Chi non pratica questa ospitalità vive in angustie, vive «poco», mi verrebbe da dire. Non conosce la gioia che è maggiore nell’invitare che nell’essere invitati. Occorrerebbe saper invitare senza mai pensare alla reciprocità: l’atto in sé è ricompensa. Non è un caso che anche nel Vangelo, uno degli insegnamenti di Gesù che ridimensiona l’assoluto della reciprocità – oggi tanto di moda quando ci fa comodo – riguarda proprio l’invito a tavola: «Quando offri un pranzo o una cena, non invitare i tuoi amici, né i tuoi fratelli, né i tuoi parenti, né i ricchi vicini, perché anch’essi non ti invitino a loro volta e tu abbia il contraccambio».
Poter dire in verità «la mia casa è aperta, la mia tavola non è solo per me e per i miei» significa aprirsi agli altri, dar loro fiducia, disporsi a lasciarsi arricchire dalla loro presenza, a nutrirsi di sapienza e di amicizia, a veder dischiudersi nuovi orizzonti. Non si tratta di fare della propria tavola un «salotto» che esibisca lo status raggiunto, bensì di saper vivere la fraternità, lo stare insieme, l’amicizia gratuita.
Quando c’è un ospite a tavola cresce la capacità di benedizione e di gratitudine, così che quando giunge il momento dei saluti alla fine del pasto ci si apre a una promessa orientata al futuro: ci sarà ancora un domani per ritrovarci, avremo ancora nuove possibilità di incontro... Chi mi ha educato mi diceva sempre che è la tavola il luogo in cui ci esercitiamo a vivere la fede, la speranza, l’amore.
La tavola è il luogo della fiducia nell’altro, dello sperare insieme qualcosa di comune per il futuro, dell’amore nello scegliere, preparare, offrire e servire il cibo agli altri. In questa scuola di umanizzazione tre elementi legano il pasto dall’inizio alla fine: il pane, le bevande e la parola. Ma è la parola che costituisce il legame più profondo fra tutti gli attori del pasto: è la parola che narra gli alimenti diversi che giungono in tavola, è la parola che unisce i presenti e gli assenti, i commensali e gli altri, è la parola che mette in relazione il passato con il presente, aprendoli al futuro.

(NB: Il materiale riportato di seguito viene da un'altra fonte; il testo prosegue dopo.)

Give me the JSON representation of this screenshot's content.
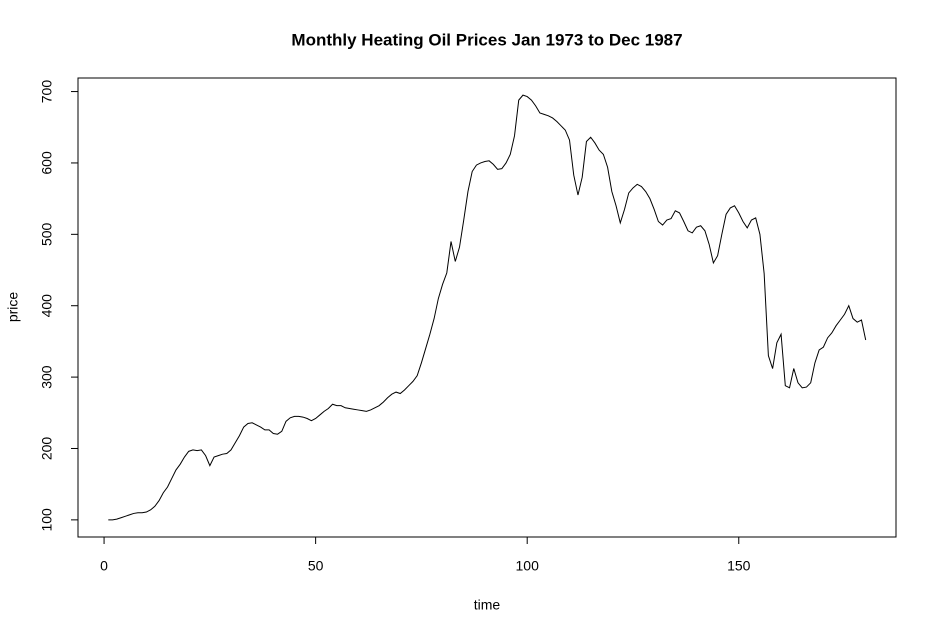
{
  "chart_data": {
    "type": "line",
    "title": "Monthly Heating Oil Prices Jan 1973 to Dec 1987",
    "x_label": "time",
    "y_label": "price",
    "x": [
      1,
      2,
      3,
      4,
      5,
      6,
      7,
      8,
      9,
      10,
      11,
      12,
      13,
      14,
      15,
      16,
      17,
      18,
      19,
      20,
      21,
      22,
      23,
      24,
      25,
      26,
      27,
      28,
      29,
      30,
      31,
      32,
      33,
      34,
      35,
      36,
      37,
      38,
      39,
      40,
      41,
      42,
      43,
      44,
      45,
      46,
      47,
      48,
      49,
      50,
      51,
      52,
      53,
      54,
      55,
      56,
      57,
      58,
      59,
      60,
      61,
      62,
      63,
      64,
      65,
      66,
      67,
      68,
      69,
      70,
      71,
      72,
      73,
      74,
      75,
      76,
      77,
      78,
      79,
      80,
      81,
      82,
      83,
      84,
      85,
      86,
      87,
      88,
      89,
      90,
      91,
      92,
      93,
      94,
      95,
      96,
      97,
      98,
      99,
      100,
      101,
      102,
      103,
      104,
      105,
      106,
      107,
      108,
      109,
      110,
      111,
      112,
      113,
      114,
      115,
      116,
      117,
      118,
      119,
      120,
      121,
      122,
      123,
      124,
      125,
      126,
      127,
      128,
      129,
      130,
      131,
      132,
      133,
      134,
      135,
      136,
      137,
      138,
      139,
      140,
      141,
      142,
      143,
      144,
      145,
      146,
      147,
      148,
      149,
      150,
      151,
      152,
      153,
      154,
      155,
      156,
      157,
      158,
      159,
      160,
      161,
      162,
      163,
      164,
      165,
      166,
      167,
      168,
      169,
      170,
      171,
      172,
      173,
      174,
      175,
      176,
      177,
      178,
      179,
      180
    ],
    "series": [
      {
        "color": "#000000",
        "values": [
          100,
          100,
          101,
          103,
          105,
          107,
          109,
          110,
          110,
          111,
          114,
          119,
          127,
          138,
          146,
          158,
          170,
          178,
          188,
          196,
          198,
          197,
          198,
          190,
          176,
          188,
          190,
          192,
          193,
          198,
          208,
          218,
          230,
          235,
          236,
          233,
          230,
          226,
          226,
          221,
          220,
          224,
          238,
          243,
          245,
          245,
          244,
          242,
          239,
          242,
          247,
          252,
          256,
          262,
          260,
          260,
          257,
          256,
          255,
          254,
          253,
          252,
          254,
          257,
          260,
          265,
          271,
          276,
          279,
          277,
          282,
          288,
          294,
          302,
          320,
          340,
          360,
          382,
          410,
          430,
          446,
          490,
          462,
          482,
          520,
          560,
          588,
          597,
          600,
          602,
          603,
          598,
          591,
          592,
          600,
          612,
          638,
          688,
          695,
          693,
          688,
          680,
          670,
          668,
          666,
          663,
          658,
          652,
          646,
          632,
          583,
          555,
          580,
          630,
          636,
          628,
          618,
          612,
          594,
          560,
          540,
          516,
          535,
          558,
          565,
          570,
          567,
          560,
          550,
          535,
          518,
          513,
          520,
          522,
          533,
          530,
          518,
          505,
          502,
          510,
          512,
          505,
          486,
          460,
          470,
          500,
          528,
          537,
          540,
          530,
          518,
          509,
          520,
          523,
          500,
          445,
          330,
          312,
          348,
          360,
          288,
          285,
          312,
          292,
          285,
          286,
          292,
          320,
          338,
          342,
          355,
          362,
          372,
          380,
          388,
          400,
          382,
          377,
          380,
          352
        ]
      }
    ],
    "xlim": [
      -6.16,
      187.16
    ],
    "ylim": [
      76,
      719
    ],
    "xticks": [
      0,
      50,
      100,
      150
    ],
    "yticks": [
      100,
      200,
      300,
      400,
      500,
      600,
      700
    ]
  }
}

La parola a tavola può essere davvero strumento di comunione, mezzo privilegiato per conferire senso al pasto, per valorizzare il gusto degli alimenti, per suscitare l’arte dell’incontro. Stare a tavola insieme è un linguaggio universale tra i più determinanti e decisivi per l’umanizzazione di ciascuno di noi. A tavola, piccoli e grandi, vecchi e giovani, genitori e figli, siamo tutti commensali, tutti con lo stesso diritto di parola e con lo stesso diritto al cibo che arricchisce la tavola. Davvero stare a tavola è molto più che saper nutrirsi: è saper vivere.